Fomos para casa. No trajeto da São Paulo até o Parque da Criança fiquei inebriado, empolgadíssimo com as vitrines. As luzes acesas, mostrando lojas de roupa principalmente e de eletrodomésticos. O Centro de Fortaleza era bonito. Não mal conservado como atualmente.

Em casa só novidades.

A semana foi tranquila, conhecendo o bairro. Um primo, que morava na outra rua, foi o mestre de cerimônias. Portanto, não foi difícil conhecer a meninada das redondezas. Logo já estava enturmado, jogando bola.

No sábado, entretanto, por volta das quinze horas recebemos a triste notícia que minha avó estava muito mal, em Pacoti. Não havia mais como viajar para lá naquele dia, porque o único ônibus saía às dezesseis horas e não havia como chegar à agência a tempo de pegar o ônibus. A solução foi eu ir até Baturité de ônibus, que partia mais tarde, e de lá para Pacoti, de madrugada nos caminhões da feira. Ir a Baturité era tudo que eu queria, porque teria chance de me encontrar com a Leene, aproveitando as poucas horas na cidade.

De madrugara fui para Pacoti, cheguei lá por volta das seis horas da manhã e fui direto para a casa da minha avó, que ficava a uma distância relativamente pequena. No caminho, encontrei minha tia, Eloneida, que me informou o falecimento de minha querida avó, que morrera há bem pouco tempo.

Na casa, como não podia deixar de ser, a tristeza era imensa e a demora foi pouca. Quase imediatamente voltei a Fortaleza para buscar meus pais para o enterro. Meus parentes não sabiam onde era nossa nova residência.

Aquele sábado à noite foi a despedida definitiva de Leene, nunca mais a vi, muito menos meus amigos de serenata. Pouco tempo depois mudei para o Rio de Janeiro e somente voltei a Baturité anos depois.

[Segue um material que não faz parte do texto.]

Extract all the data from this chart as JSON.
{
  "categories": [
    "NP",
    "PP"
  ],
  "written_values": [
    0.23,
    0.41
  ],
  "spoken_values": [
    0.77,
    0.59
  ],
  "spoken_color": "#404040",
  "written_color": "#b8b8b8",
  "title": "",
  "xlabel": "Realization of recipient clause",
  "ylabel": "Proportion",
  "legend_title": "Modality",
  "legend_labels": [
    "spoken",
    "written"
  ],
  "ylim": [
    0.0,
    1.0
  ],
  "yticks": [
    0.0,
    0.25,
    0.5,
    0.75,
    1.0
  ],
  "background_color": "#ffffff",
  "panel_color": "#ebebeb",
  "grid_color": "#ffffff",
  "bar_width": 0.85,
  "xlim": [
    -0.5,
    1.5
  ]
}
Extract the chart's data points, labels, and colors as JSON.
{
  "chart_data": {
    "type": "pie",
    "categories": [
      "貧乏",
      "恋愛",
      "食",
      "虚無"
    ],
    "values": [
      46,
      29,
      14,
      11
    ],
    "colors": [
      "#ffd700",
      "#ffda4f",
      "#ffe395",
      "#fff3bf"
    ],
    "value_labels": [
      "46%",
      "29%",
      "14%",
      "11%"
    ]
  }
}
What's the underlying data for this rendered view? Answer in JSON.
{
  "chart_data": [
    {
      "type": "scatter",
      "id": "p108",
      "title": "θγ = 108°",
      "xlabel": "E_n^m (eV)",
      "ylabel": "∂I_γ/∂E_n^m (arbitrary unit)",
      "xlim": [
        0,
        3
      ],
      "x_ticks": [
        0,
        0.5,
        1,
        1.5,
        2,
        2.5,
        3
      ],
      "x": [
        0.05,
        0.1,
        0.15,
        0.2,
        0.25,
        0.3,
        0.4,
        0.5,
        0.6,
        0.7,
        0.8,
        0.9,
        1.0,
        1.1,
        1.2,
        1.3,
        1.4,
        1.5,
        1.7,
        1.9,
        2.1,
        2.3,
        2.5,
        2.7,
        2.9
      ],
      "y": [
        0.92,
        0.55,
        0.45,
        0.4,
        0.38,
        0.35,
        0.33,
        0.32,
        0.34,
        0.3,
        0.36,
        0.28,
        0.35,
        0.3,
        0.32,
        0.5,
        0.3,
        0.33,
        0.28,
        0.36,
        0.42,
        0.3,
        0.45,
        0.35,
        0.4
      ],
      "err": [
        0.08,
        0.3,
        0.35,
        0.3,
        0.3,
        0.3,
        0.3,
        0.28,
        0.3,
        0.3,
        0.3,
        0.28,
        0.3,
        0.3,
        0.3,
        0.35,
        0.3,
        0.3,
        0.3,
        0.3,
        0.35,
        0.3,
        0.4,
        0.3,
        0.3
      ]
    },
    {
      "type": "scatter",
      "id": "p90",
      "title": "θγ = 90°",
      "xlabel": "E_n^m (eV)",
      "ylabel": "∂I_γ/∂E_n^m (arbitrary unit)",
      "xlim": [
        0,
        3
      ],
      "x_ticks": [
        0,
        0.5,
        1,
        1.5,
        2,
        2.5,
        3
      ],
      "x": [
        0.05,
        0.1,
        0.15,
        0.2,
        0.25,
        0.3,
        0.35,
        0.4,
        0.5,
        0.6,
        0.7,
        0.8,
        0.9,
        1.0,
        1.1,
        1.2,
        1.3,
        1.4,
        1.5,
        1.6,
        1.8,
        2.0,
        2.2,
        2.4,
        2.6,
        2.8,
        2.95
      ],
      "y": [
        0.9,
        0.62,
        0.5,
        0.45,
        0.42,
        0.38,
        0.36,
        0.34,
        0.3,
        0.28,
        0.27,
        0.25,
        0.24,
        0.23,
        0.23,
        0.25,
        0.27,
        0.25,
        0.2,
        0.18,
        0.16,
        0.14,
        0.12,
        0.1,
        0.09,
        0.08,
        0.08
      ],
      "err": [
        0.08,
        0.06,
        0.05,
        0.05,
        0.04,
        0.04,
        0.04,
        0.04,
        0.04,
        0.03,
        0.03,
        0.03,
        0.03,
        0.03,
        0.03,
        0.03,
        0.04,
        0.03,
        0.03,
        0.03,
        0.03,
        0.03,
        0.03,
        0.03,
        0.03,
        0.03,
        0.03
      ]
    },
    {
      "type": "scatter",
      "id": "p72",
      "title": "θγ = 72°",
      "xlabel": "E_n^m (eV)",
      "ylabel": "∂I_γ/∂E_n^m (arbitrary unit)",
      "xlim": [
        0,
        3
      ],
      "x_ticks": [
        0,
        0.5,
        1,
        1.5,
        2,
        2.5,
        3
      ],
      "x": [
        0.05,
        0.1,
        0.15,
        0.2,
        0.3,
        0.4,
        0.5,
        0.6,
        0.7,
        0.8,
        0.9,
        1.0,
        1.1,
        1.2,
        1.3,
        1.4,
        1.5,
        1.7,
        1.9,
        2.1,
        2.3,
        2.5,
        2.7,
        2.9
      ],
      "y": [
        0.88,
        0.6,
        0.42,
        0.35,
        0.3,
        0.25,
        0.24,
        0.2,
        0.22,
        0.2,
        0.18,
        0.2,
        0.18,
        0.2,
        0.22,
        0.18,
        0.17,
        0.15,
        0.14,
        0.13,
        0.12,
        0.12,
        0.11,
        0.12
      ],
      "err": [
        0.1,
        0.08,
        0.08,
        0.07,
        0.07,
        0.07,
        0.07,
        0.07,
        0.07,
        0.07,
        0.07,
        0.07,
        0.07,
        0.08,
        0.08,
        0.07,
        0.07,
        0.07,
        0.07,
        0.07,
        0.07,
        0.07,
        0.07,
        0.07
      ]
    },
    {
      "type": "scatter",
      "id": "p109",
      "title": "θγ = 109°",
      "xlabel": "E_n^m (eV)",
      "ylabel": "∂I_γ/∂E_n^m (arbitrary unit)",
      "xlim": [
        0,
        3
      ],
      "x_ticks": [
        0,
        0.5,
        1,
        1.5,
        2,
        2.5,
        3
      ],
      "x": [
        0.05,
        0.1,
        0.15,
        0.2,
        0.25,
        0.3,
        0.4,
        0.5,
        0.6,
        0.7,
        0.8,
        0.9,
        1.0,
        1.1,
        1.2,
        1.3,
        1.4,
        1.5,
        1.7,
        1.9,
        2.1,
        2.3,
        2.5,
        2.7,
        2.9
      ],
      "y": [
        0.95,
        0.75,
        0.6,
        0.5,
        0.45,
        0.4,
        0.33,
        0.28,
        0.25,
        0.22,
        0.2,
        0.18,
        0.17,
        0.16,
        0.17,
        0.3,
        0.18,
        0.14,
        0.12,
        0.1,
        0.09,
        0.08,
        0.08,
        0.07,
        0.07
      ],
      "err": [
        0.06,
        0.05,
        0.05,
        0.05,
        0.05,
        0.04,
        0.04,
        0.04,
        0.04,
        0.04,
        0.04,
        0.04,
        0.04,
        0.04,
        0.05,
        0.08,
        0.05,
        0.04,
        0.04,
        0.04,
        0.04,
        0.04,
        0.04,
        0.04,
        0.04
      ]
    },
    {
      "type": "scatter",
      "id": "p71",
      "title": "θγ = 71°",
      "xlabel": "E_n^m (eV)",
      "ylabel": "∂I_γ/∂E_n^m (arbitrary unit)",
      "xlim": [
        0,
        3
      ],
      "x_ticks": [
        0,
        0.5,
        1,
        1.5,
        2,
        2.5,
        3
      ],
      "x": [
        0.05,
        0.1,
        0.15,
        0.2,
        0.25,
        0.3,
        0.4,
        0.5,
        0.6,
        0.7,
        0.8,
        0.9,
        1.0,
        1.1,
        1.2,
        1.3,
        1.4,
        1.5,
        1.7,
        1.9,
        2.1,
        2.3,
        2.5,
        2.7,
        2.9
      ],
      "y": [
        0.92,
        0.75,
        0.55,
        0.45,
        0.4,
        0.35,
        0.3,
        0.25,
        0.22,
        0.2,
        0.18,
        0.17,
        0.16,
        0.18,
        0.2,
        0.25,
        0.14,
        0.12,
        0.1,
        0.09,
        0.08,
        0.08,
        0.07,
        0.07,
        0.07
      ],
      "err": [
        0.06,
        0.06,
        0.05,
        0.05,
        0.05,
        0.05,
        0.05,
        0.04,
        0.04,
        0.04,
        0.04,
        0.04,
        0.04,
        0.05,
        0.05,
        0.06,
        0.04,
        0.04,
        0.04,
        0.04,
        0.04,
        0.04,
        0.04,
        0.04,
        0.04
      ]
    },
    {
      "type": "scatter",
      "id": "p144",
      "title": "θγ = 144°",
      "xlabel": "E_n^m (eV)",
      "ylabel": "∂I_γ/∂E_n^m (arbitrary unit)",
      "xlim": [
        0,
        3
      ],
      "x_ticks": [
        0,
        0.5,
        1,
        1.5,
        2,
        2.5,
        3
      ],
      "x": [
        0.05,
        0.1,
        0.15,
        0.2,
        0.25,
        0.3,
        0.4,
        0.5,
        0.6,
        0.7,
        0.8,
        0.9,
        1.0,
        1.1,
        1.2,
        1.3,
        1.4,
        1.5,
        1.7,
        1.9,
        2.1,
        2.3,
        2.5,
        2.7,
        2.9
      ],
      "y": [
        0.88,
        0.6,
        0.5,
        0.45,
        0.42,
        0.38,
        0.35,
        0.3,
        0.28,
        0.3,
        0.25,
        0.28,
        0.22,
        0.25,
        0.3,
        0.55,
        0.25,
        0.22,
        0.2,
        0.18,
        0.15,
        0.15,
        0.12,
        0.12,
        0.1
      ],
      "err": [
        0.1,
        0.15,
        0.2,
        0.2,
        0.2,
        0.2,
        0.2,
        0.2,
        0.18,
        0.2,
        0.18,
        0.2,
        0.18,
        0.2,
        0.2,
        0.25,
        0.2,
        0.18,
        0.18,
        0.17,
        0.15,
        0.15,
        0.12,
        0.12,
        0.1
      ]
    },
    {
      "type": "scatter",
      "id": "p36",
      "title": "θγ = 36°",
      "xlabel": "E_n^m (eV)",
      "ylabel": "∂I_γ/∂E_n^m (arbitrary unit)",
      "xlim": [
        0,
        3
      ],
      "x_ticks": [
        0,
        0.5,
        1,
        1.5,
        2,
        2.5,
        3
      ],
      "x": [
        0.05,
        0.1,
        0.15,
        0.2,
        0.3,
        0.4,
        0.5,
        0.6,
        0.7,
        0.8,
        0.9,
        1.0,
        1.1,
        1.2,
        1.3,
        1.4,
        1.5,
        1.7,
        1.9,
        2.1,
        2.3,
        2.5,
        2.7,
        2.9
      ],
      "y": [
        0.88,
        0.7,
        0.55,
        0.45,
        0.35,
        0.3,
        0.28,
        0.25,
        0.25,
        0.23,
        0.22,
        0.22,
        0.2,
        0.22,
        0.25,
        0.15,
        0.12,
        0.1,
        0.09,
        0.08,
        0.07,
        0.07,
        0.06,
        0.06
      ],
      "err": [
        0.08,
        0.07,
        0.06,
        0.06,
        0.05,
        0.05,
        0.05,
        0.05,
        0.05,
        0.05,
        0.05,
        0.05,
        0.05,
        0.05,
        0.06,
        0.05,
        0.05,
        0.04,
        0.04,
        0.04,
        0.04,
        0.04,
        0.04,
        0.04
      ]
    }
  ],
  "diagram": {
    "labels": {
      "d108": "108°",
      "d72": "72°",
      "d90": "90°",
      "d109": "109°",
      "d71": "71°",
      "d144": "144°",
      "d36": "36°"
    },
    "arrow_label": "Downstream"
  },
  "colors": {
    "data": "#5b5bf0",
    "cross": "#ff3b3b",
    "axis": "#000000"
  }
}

Notícias dela tive uma única vez. Logo quando mudei de Baturité, ela me mandou um recado, pedindo para encontrá-la na casa da Edna, uma amiga de Baturité que também se mudara para Fortaleza. Entretanto, para tristeza nossa, minha e dela, o portador me deu o recado atrasado, e quando cheguei à casa da Edna, Leene já tinha voltado para Baturité.

Restaram-me apenas reminiscências maravilhosas da Leene, de meus amigos e daquela noite específica. Hoje tão distante, mas ainda tão viva em minha memória.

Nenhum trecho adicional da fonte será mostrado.